In a sense, what Okada identified as weaknesses for China are strengths for Japan, with the coach singling out unity and a fighting spirit as the national side’s best qualities prior to South Africa 2010. However, the ambitious tactician has ruled out trying to mirror Japan’s traits at Hangzhou.
"Of course teamwork and spirit are key elements in building any team," said Okada, who became the first Japanese coach to take the reins at a Chinese club when he signed with Hangzhou last December. "But every team is different and my job is to watch the team and come up with the strategy which fits Hangzhou in the best way."
Igniting change within a squad is nothing new to Okada, who notably defied status quo and criticism from the media in Japan by pushing CSKA Moscow playmaker Keisuke Honda from the midfield up to the front at South Africa 2010 - a tactic which later proved out to be vital to Japan’s success as the newly-converted striker struck the only goal in their opening victory over Cameroon, before opening the scoring in their 3-1 defeat of Denmark. “We (Japan) have a strong midfield because we boast a plethora of creative players.

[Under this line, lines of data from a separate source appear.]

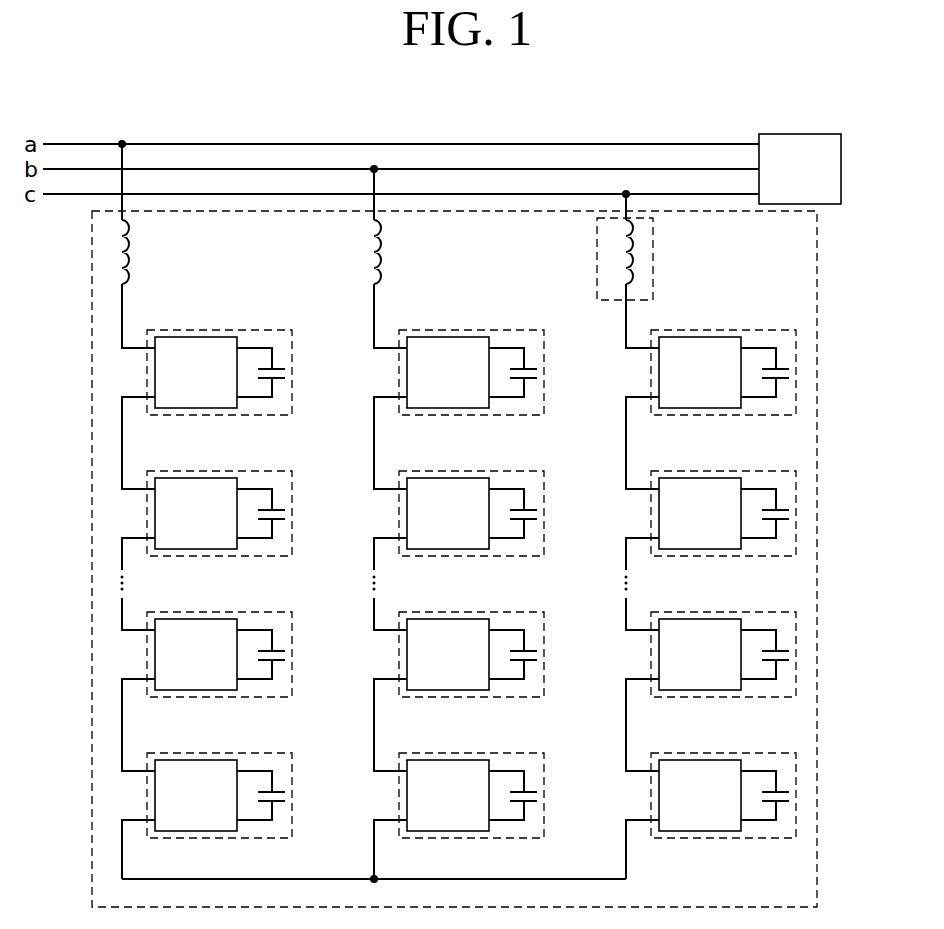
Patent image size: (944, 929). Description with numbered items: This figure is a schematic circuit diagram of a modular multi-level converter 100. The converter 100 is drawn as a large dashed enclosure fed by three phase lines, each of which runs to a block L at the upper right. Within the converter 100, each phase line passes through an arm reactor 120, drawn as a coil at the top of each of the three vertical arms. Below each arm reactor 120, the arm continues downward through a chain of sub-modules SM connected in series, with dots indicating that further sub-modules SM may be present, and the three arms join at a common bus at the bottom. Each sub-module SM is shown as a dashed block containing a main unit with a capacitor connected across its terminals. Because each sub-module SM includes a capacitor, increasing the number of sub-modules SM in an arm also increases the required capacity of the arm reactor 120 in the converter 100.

The modular multi-level converter 100 is at (817, 377).
The arm reactor 120 is at (653, 250).
The sub-module SM is at (796, 515).
The load L is at (800, 169).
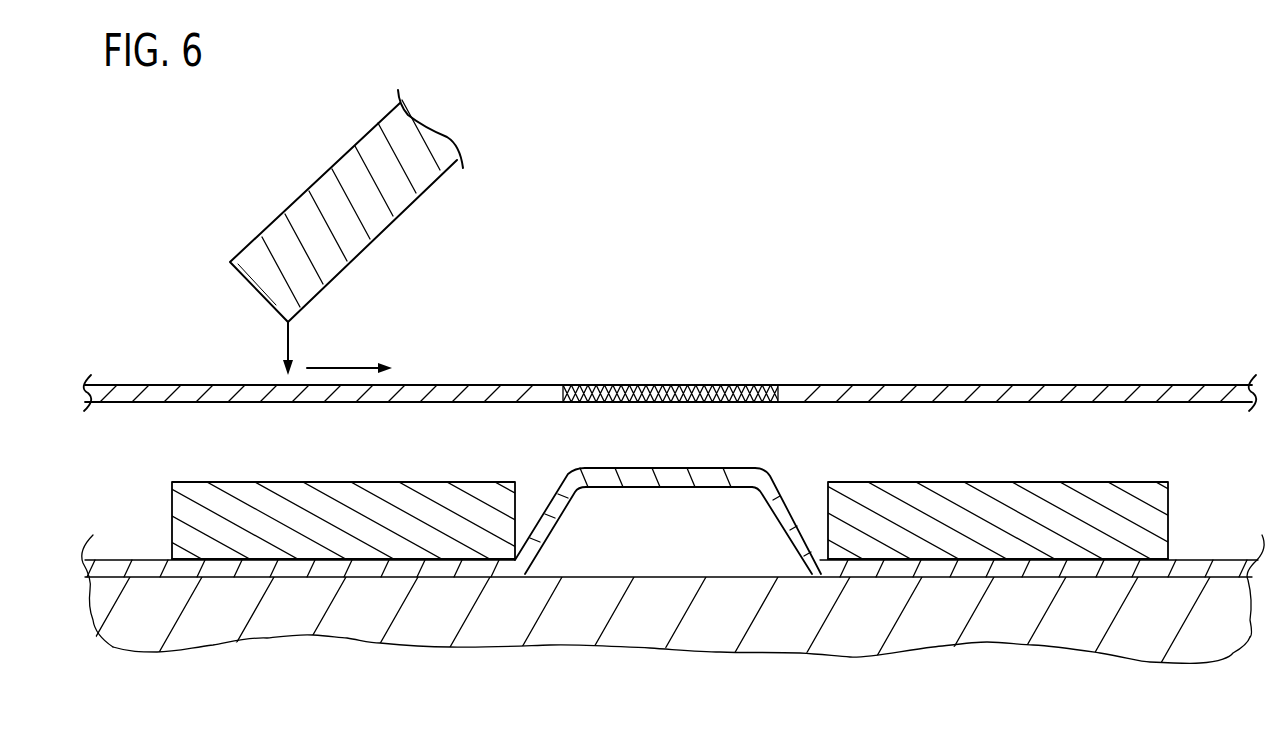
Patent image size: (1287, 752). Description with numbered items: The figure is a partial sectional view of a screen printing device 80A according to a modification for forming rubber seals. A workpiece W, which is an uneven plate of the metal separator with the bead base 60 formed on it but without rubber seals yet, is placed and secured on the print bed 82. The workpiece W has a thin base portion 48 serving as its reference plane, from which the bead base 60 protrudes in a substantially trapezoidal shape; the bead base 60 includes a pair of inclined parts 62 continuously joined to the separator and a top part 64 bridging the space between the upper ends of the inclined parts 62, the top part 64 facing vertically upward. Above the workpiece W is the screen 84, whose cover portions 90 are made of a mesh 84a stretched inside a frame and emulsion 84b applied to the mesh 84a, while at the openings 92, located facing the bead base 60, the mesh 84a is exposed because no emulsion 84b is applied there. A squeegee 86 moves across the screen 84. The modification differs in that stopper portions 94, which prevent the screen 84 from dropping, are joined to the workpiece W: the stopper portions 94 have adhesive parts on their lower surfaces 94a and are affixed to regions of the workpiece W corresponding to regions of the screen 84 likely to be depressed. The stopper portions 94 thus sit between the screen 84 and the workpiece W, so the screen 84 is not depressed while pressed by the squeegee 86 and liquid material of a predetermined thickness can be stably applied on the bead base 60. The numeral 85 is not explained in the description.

The workpiece W is at (135, 548).
The print bed 82 is at (338, 629).
The base portion 48 is at (945, 568).
The stopper portions 94 is at (311, 500).
The lower surfaces 94a is at (442, 562).
The bead base 60 is at (548, 462).
The inclined parts 62 is at (556, 517).
The top part 64 is at (677, 478).
The screen 84 is at (1191, 355).
The mesh 84a is at (608, 403).
The emulsion 84b is at (1040, 392).
The adhesive layer 85 is at (142, 403).
The cover portions 90 is at (138, 376).
The openings 92 is at (638, 371).
The screen printing device 80A is at (327, 100).
The squeegee 86 is at (320, 173).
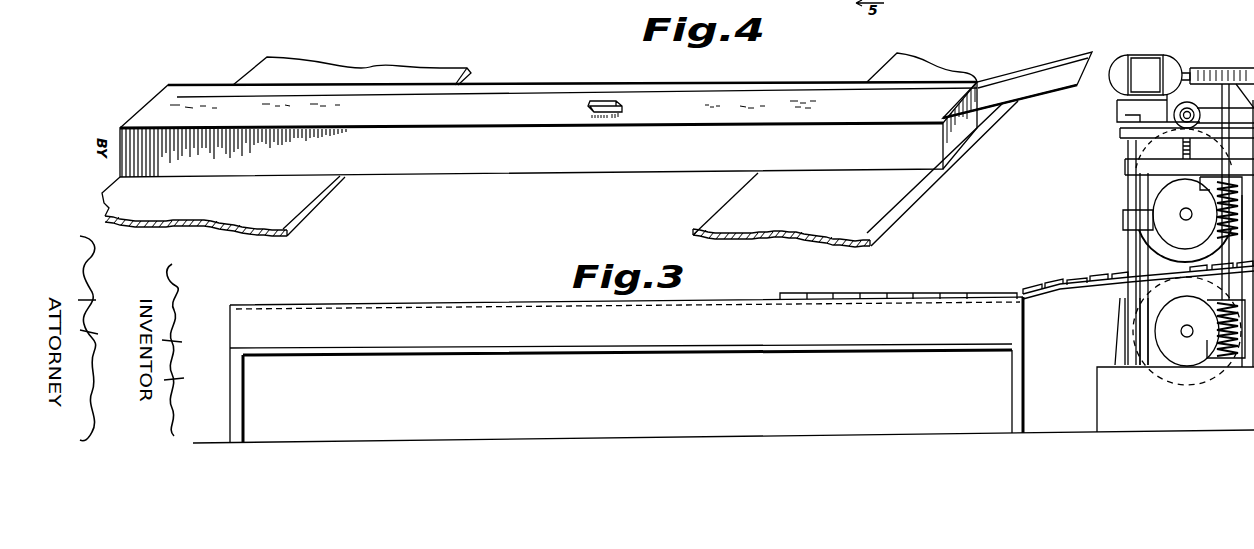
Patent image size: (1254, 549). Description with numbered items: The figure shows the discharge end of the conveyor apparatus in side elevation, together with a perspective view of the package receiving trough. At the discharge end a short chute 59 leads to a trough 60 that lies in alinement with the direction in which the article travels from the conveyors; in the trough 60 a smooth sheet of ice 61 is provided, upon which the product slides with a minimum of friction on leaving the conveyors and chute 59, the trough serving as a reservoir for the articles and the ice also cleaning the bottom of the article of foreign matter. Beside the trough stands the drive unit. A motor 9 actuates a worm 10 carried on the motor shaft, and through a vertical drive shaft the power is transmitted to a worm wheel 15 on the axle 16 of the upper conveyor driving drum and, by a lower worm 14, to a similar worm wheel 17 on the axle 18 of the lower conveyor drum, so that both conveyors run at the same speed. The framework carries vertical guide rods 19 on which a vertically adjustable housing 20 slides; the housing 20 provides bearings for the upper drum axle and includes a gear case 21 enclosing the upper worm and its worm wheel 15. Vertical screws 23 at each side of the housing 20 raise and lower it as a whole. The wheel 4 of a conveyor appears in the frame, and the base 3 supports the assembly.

But to enhance the potency upfront we must find a goal-getter and in my eyes Honda is the first choice among the team.”
New challenges await
Okada stepped down as Japan coach after the FIFA World Cup in South Africa, but the team has continued on their road to new-found success under Italian manager Alberto Zaccheroni, winning gold in last year’s AFC Asian Cup and reaching Asia’s final qualifying round for Brazil 2014 with two games to spare.
Having witnessed his country’s consistent progress over the past decade, Okada has no doubt in Japan’s ability to continue to break new ground on the global stage. “Given our second-round performance two years ago, Japan should be capable of going one better in Brazil,” Okada said firmly.
Asked to comment on their achievement in South Africa, Okada shook his head. “I never look back as the previous success is already gone. Now I focus on my job in China and I want new success with Hangzhou.”